To identify and process the collected and encrypted user media, user event logs associated with the media are required, as defined in Clause 10.1.2.

10.2.3 Storing of user media

User media in the MC System is end-to-end encrypted by default. Consequently, media can be recorded without modificiation and without additional protection. Media should be recorded alongside:

– a unique identifier for the collected media

– a unique identifier for a user event (with which the media is associated).

NOTE: Collected associated user event metadata may or may not be stored with the media.

10.2.4 Decryption of user media

To decrypt a specific target user’s media for audit or discreet listening at a specific time ‘T’, the following process should be used for decryption of user media. The controlling entity shall be either the KMS or a secured logging device.

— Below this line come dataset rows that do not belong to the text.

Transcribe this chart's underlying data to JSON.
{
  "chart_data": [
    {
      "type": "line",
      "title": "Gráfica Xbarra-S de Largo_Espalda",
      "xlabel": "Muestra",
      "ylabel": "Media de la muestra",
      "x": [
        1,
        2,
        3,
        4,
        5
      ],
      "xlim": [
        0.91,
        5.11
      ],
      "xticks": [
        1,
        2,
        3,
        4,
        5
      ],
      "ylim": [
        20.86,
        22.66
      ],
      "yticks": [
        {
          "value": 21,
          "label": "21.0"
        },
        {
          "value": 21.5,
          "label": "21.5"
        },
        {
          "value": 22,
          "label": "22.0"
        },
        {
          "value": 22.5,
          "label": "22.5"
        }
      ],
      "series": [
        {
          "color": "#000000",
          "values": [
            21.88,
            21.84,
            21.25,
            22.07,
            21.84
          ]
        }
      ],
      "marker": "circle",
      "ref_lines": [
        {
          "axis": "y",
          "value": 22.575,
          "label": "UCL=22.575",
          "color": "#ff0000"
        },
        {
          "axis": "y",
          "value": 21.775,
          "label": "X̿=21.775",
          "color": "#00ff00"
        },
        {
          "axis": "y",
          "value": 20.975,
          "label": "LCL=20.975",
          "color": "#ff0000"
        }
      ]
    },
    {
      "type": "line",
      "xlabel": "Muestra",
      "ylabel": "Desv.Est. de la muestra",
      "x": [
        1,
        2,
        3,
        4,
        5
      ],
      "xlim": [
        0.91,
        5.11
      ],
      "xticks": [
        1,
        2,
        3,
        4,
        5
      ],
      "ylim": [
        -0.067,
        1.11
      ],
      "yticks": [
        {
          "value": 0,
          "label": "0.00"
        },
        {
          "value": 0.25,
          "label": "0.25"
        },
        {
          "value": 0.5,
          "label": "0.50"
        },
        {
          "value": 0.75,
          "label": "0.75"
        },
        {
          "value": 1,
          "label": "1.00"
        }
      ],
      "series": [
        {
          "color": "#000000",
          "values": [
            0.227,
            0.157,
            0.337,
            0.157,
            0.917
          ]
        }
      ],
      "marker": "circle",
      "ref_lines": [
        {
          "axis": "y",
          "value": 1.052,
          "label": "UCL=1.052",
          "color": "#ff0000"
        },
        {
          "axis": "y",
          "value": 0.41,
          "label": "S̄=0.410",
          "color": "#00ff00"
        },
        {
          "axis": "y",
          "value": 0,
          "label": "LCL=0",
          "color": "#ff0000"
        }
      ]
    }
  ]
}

1. The auditor obtains the target user’s key material and KMS certificate that was active at time ‘T’. This could be performed, for example, using an Audit Client. An Audit Client is a Key Management Client with the special access privilege to request previously-issued user key material for existing clients The provision of user key material by the KMS grants the auditor access to the user’s communication content..

a. Any request made by the auditor shall be controlled and logged(to allow the audit action to be audited) .

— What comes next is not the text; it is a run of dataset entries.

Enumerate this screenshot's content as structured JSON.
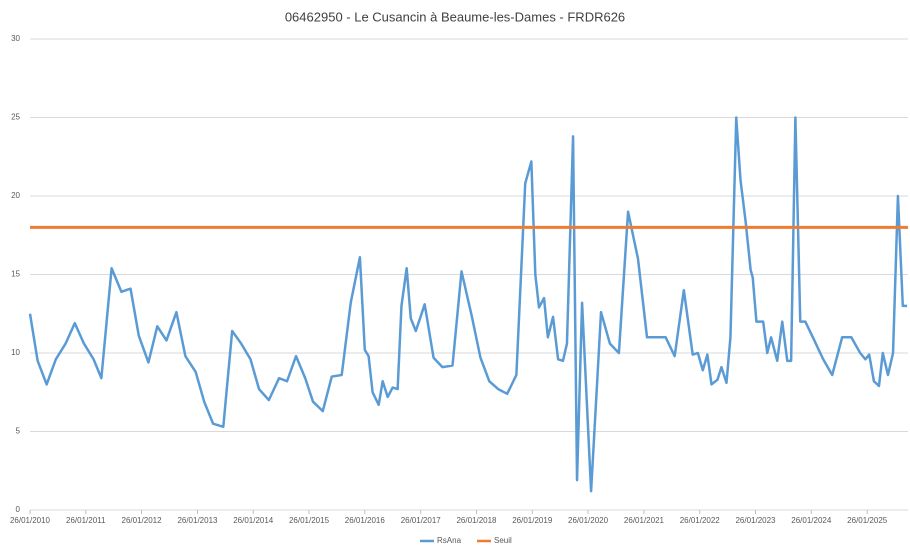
{
  "chart_data": {
    "type": "line",
    "title": "06462950 - Le Cusancin à Beaume-les-Dames - FRDR626",
    "xlim": [
      "2010-01-26",
      "2025-10-20"
    ],
    "xticks": [
      {
        "value": "2010-01-26",
        "label": "26/01/2010"
      },
      {
        "value": "2011-01-26",
        "label": "26/01/2011"
      },
      {
        "value": "2012-01-26",
        "label": "26/01/2012"
      },
      {
        "value": "2013-01-26",
        "label": "26/01/2013"
      },
      {
        "value": "2014-01-26",
        "label": "26/01/2014"
      },
      {
        "value": "2015-01-26",
        "label": "26/01/2015"
      },
      {
        "value": "2016-01-26",
        "label": "26/01/2016"
      },
      {
        "value": "2017-01-26",
        "label": "26/01/2017"
      },
      {
        "value": "2018-01-26",
        "label": "26/01/2018"
      },
      {
        "value": "2019-01-26",
        "label": "26/01/2019"
      },
      {
        "value": "2020-01-26",
        "label": "26/01/2020"
      },
      {
        "value": "2021-01-26",
        "label": "26/01/2021"
      },
      {
        "value": "2022-01-26",
        "label": "26/01/2022"
      },
      {
        "value": "2023-01-26",
        "label": "26/01/2023"
      },
      {
        "value": "2024-01-26",
        "label": "26/01/2024"
      },
      {
        "value": "2025-01-26",
        "label": "26/01/2025"
      }
    ],
    "ylim": [
      0,
      30
    ],
    "yticks": [
      0,
      5,
      10,
      15,
      20,
      25,
      30
    ],
    "grid": true,
    "legend": "bottom",
    "series": [
      {
        "name": "RsAna",
        "color": "#5b9bd5",
        "x": [
          "2010-01-26",
          "2010-03-17",
          "2010-05-15",
          "2010-07-14",
          "2010-09-16",
          "2010-11-15",
          "2011-01-14",
          "2011-03-18",
          "2011-05-08",
          "2011-07-14",
          "2011-09-16",
          "2011-11-15",
          "2012-01-08",
          "2012-03-11",
          "2012-05-08",
          "2012-07-07",
          "2012-09-10",
          "2012-11-08",
          "2013-01-14",
          "2013-03-11",
          "2013-05-08",
          "2013-07-14",
          "2013-09-10",
          "2013-11-08",
          "2014-01-08",
          "2014-03-05",
          "2014-05-08",
          "2014-07-14",
          "2014-09-04",
          "2014-11-02",
          "2015-01-01",
          "2015-02-21",
          "2015-04-26",
          "2015-06-24",
          "2015-08-28",
          "2015-10-26",
          "2015-12-25",
          "2016-01-26",
          "2016-02-20",
          "2016-03-17",
          "2016-04-26",
          "2016-05-22",
          "2016-06-24",
          "2016-07-26",
          "2016-08-28",
          "2016-09-22",
          "2016-10-26",
          "2016-11-22",
          "2016-12-25",
          "2017-02-21",
          "2017-04-20",
          "2017-06-17",
          "2017-08-22",
          "2017-10-20",
          "2017-12-25",
          "2018-02-21",
          "2018-04-20",
          "2018-06-17",
          "2018-08-15",
          "2018-10-14",
          "2018-12-11",
          "2019-01-20",
          "2019-02-15",
          "2019-03-11",
          "2019-04-13",
          "2019-05-08",
          "2019-06-11",
          "2019-07-14",
          "2019-08-15",
          "2019-09-10",
          "2019-10-20",
          "2019-11-15",
          "2019-12-18",
          "2020-02-15",
          "2020-04-20",
          "2020-06-17",
          "2020-08-15",
          "2020-10-14",
          "2020-12-18",
          "2021-02-15",
          "2021-04-13",
          "2021-06-17",
          "2021-08-15",
          "2021-10-14",
          "2021-12-11",
          "2022-01-14",
          "2022-02-15",
          "2022-03-17",
          "2022-04-13",
          "2022-05-22",
          "2022-06-17",
          "2022-07-20",
          "2022-08-15",
          "2022-09-22",
          "2022-10-20",
          "2022-11-22",
          "2022-12-25",
          "2023-01-08",
          "2023-02-01",
          "2023-03-17",
          "2023-04-13",
          "2023-05-08",
          "2023-06-17",
          "2023-07-20",
          "2023-08-22",
          "2023-09-16",
          "2023-10-14",
          "2023-11-15",
          "2023-12-18",
          "2024-02-15",
          "2024-04-13",
          "2024-06-11",
          "2024-08-15",
          "2024-10-14",
          "2024-12-11",
          "2025-01-14",
          "2025-02-08",
          "2025-03-11",
          "2025-04-13",
          "2025-05-08",
          "2025-06-11",
          "2025-07-14",
          "2025-08-15",
          "2025-09-16",
          "2025-10-14"
        ],
        "values": [
          12.5,
          9.5,
          8.0,
          9.6,
          10.6,
          11.9,
          10.6,
          9.6,
          8.4,
          15.4,
          13.9,
          14.1,
          11.1,
          9.4,
          11.7,
          10.8,
          12.6,
          9.8,
          8.8,
          6.9,
          5.5,
          5.3,
          11.4,
          10.6,
          9.6,
          7.7,
          7.0,
          8.4,
          8.2,
          9.8,
          8.4,
          6.9,
          6.3,
          8.5,
          8.6,
          13.2,
          16.1,
          10.2,
          9.8,
          7.5,
          6.7,
          8.2,
          7.2,
          7.8,
          7.7,
          13.0,
          15.4,
          12.2,
          11.4,
          13.1,
          9.7,
          9.1,
          9.2,
          15.2,
          12.4,
          9.7,
          8.2,
          7.7,
          7.4,
          8.6,
          20.8,
          22.2,
          15.0,
          12.9,
          13.5,
          11.0,
          12.3,
          9.6,
          9.5,
          10.6,
          23.8,
          1.9,
          13.2,
          1.2,
          12.6,
          10.6,
          10.0,
          19.0,
          16.0,
          11.0,
          11.0,
          11.0,
          9.8,
          14.0,
          9.9,
          10.0,
          8.9,
          9.9,
          8.0,
          8.3,
          9.1,
          8.1,
          11.0,
          25.0,
          21.0,
          18.4,
          15.3,
          14.8,
          12.0,
          12.0,
          10.0,
          11.0,
          9.5,
          12.0,
          9.5,
          9.5,
          25.0,
          12.0,
          12.0,
          10.8,
          9.6,
          8.6,
          11.0,
          11.0,
          10.0,
          9.6,
          9.9,
          8.2,
          7.9,
          10.0,
          8.6,
          10.0,
          20.0,
          13.0,
          13.0
        ]
      },
      {
        "name": "Seuil",
        "color": "#ed7d31",
        "x": [
          "2010-01-26",
          "2025-10-20"
        ],
        "values": [
          18,
          18
        ]
      }
    ]
  }
}
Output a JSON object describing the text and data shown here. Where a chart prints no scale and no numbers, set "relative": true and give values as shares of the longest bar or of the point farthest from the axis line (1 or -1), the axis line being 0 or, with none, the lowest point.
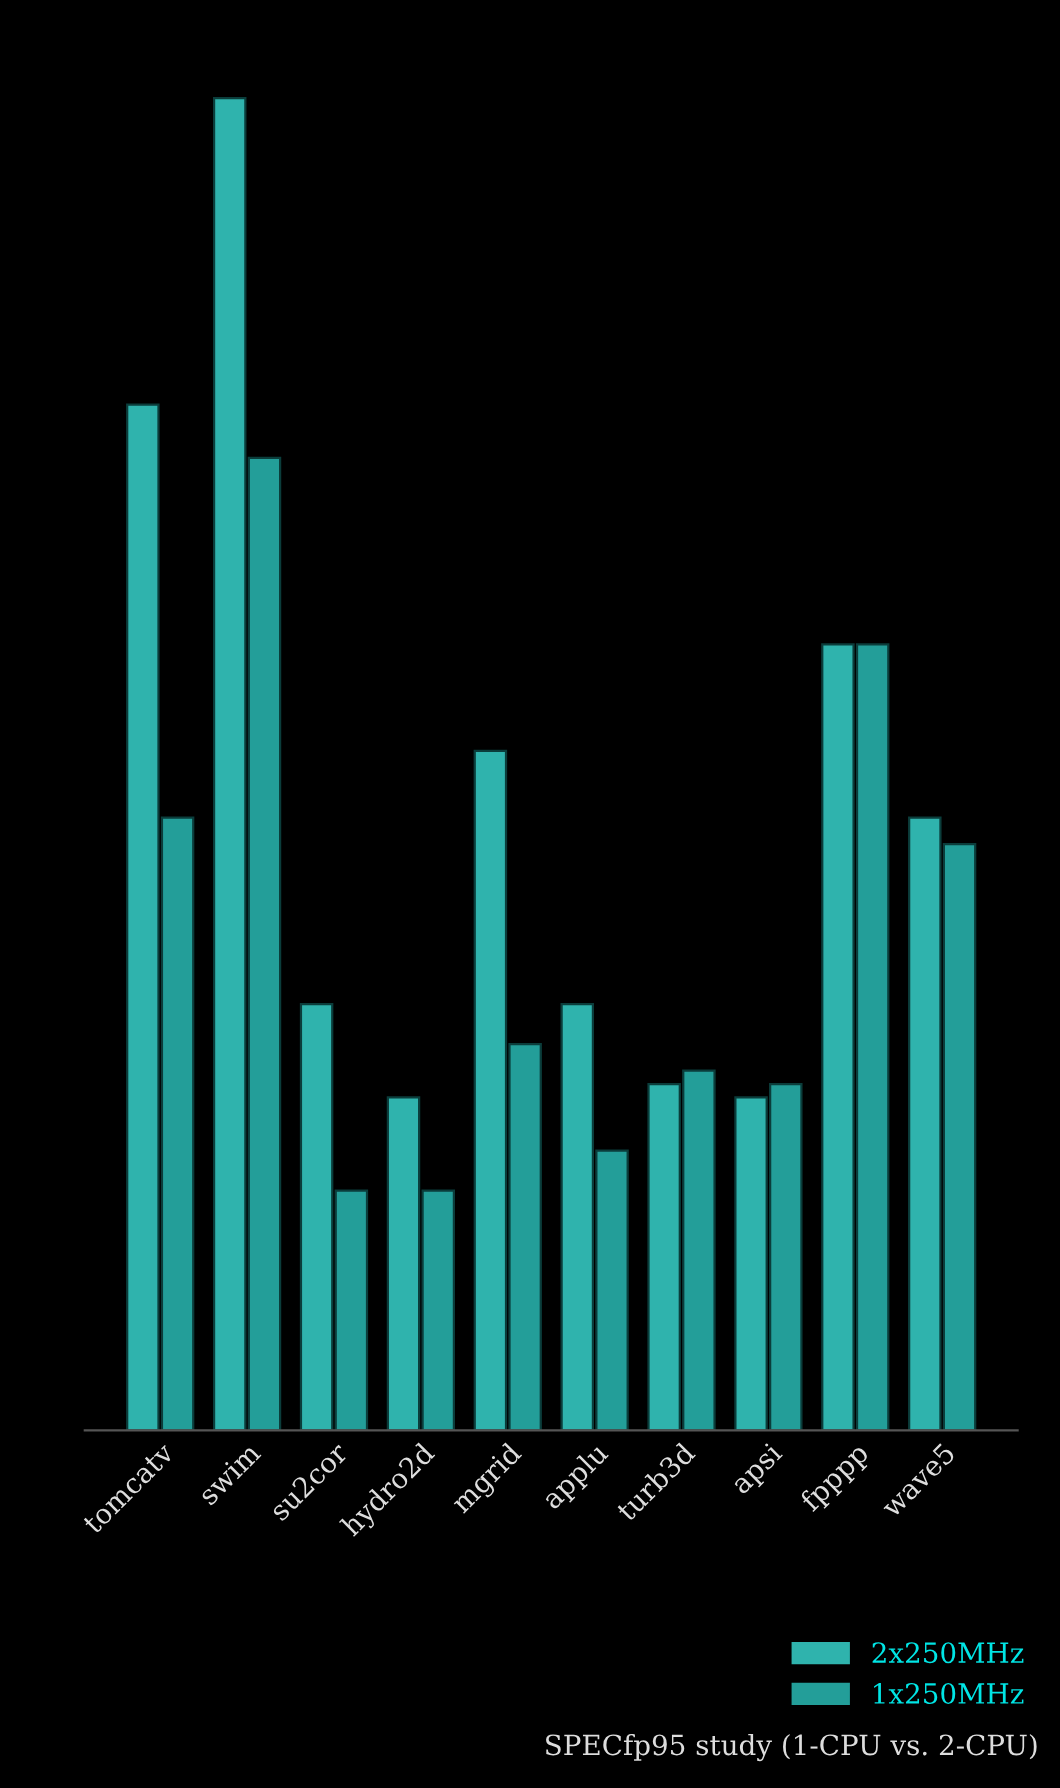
{
  "chart_data": {
    "type": "bar",
    "title": "SPECfp95 study (1-CPU vs. 2-CPU)",
    "relative": true,
    "categories": [
      "tomcatv",
      "swim",
      "su2cor",
      "hydro2d",
      "mgrid",
      "applu",
      "turb3d",
      "apsi",
      "fpppp",
      "wave5"
    ],
    "series": [
      {
        "name": "2x250MHz",
        "color": "#2fb3ad",
        "values": [
          0.77,
          1.0,
          0.32,
          0.25,
          0.51,
          0.32,
          0.26,
          0.25,
          0.59,
          0.46
        ]
      },
      {
        "name": "1x250MHz",
        "color": "#239e99",
        "values": [
          0.46,
          0.73,
          0.18,
          0.18,
          0.29,
          0.21,
          0.27,
          0.26,
          0.59,
          0.44
        ]
      }
    ],
    "legend": "bottom right",
    "grid": false
  }
}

b. It is recommended that each release of key material be authorised by a secondary auditor (e.g. a double-lock mechanism).

c. It is recommended that the number of requests from each auditor within a time-period be limited. It is also recommended that the total number of requests from all auditors within a time-period be limited.

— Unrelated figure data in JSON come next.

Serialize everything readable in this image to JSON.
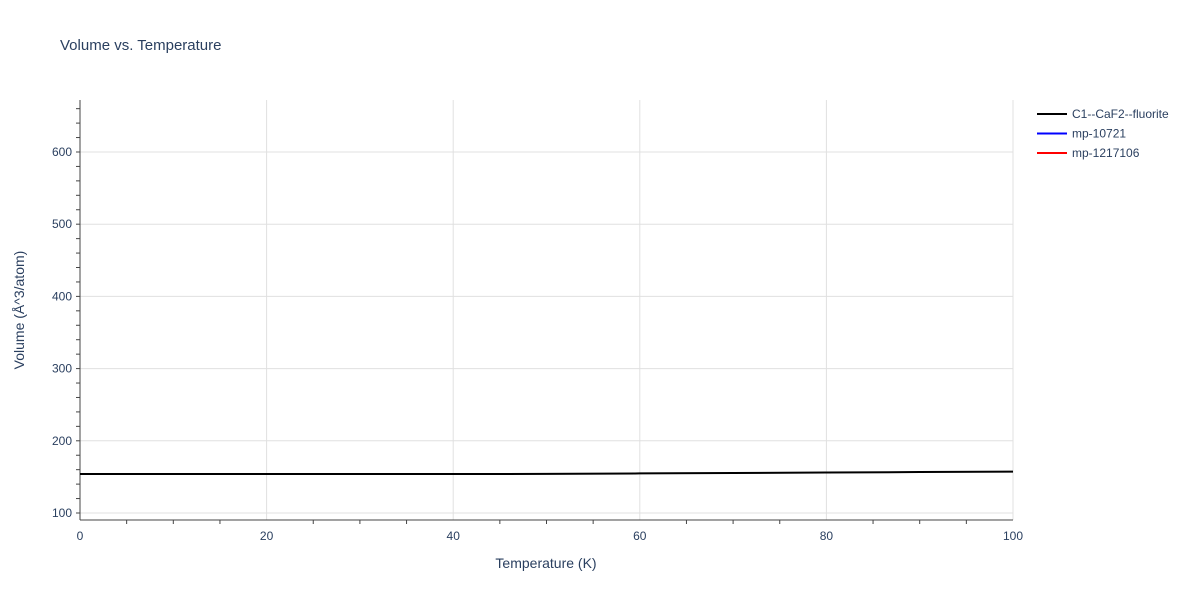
{
  "chart_data": {
    "type": "line",
    "title": "Volume vs. Temperature",
    "xlabel": "Temperature (K)",
    "ylabel": "Volume (Å^3/atom)",
    "xlim": [
      0,
      100
    ],
    "ylim": [
      90.3,
      672
    ],
    "xticks": [
      0,
      20,
      40,
      60,
      80,
      100
    ],
    "yticks": [
      100,
      200,
      300,
      400,
      500,
      600
    ],
    "grid": true,
    "legend_position": "right",
    "series": [
      {
        "name": "C1--CaF2--fluorite",
        "color": "#000000",
        "x": [
          0,
          10,
          20,
          30,
          40,
          50,
          60,
          70,
          80,
          90,
          100
        ],
        "y": [
          154,
          154,
          154,
          154,
          154,
          154.1,
          154.8,
          155.4,
          156.1,
          156.7,
          157.3
        ]
      },
      {
        "name": "mp-10721",
        "color": "#0000ff",
        "x": [],
        "y": []
      },
      {
        "name": "mp-1217106",
        "color": "#ff0000",
        "x": [],
        "y": []
      }
    ]
  }
}
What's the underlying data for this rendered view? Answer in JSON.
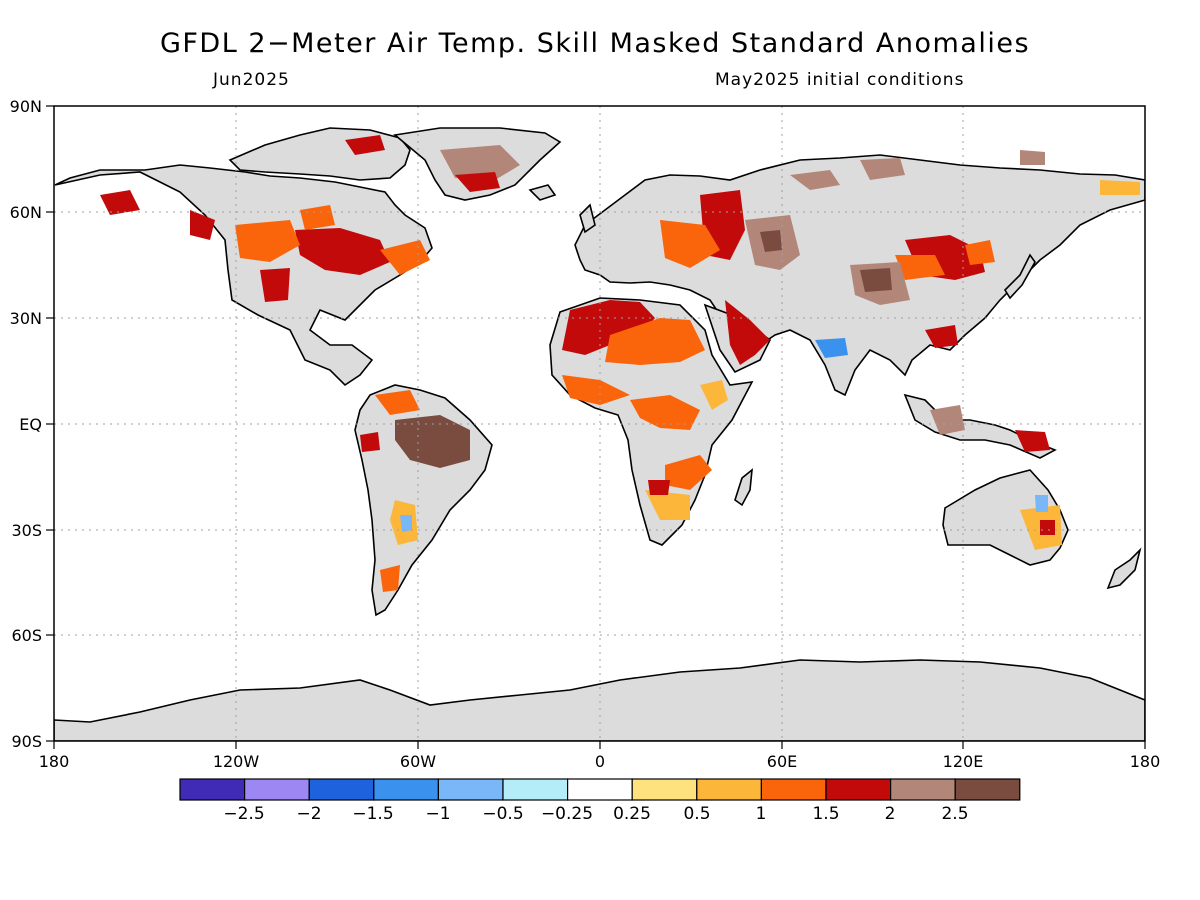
{
  "title": "GFDL 2−Meter Air Temp. Skill Masked Standard Anomalies",
  "valid_month": "Jun2025",
  "init_text": "May2025 initial conditions",
  "lat_labels": [
    "90N",
    "60N",
    "30N",
    "EQ",
    "30S",
    "60S",
    "90S"
  ],
  "lon_labels": [
    "180",
    "120W",
    "60W",
    "0",
    "60E",
    "120E",
    "180"
  ],
  "colorbar": {
    "colors": [
      "#3f2bb5",
      "#9d87f2",
      "#1f62dd",
      "#3b92ee",
      "#7ab7f8",
      "#b4ecf8",
      "#ffffff",
      "#fde27d",
      "#fcb63a",
      "#fa640a",
      "#c20a0a",
      "#b28679",
      "#7a4b3f"
    ],
    "labels": [
      "−2.5",
      "−2",
      "−1.5",
      "−1",
      "−0.5",
      "−0.25",
      "0.25",
      "0.5",
      "1",
      "1.5",
      "2",
      "2.5"
    ]
  },
  "legend_colors": {
    "masked_land": "#dcdcdc",
    "coastline": "#000000",
    "grid": "#a0a0a0"
  }
}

NOTE: The release of key material for a user at time ‘T’ only allows the auditor access to content for the defined ‘key period’ associated to time ‘T’. By limiting the total number of requests (e.g. to 0.1% of users), this limits the auditor’s access to communications. These controls help to ensure that the granted access to user content is time-limited and proportionate.

2. The auditor extracts the user events associated with the user at time ‘T’.

3. The auditor extracts the MIKEY messages from the signalling events and use the audited user’s KMS-supplied key material to decrypt the media encryption keys held within the MIKEY messages.

4. The auditor is now able to associate media with user events and use the media encryption keys extracted from MIKEY message to decrypt the media.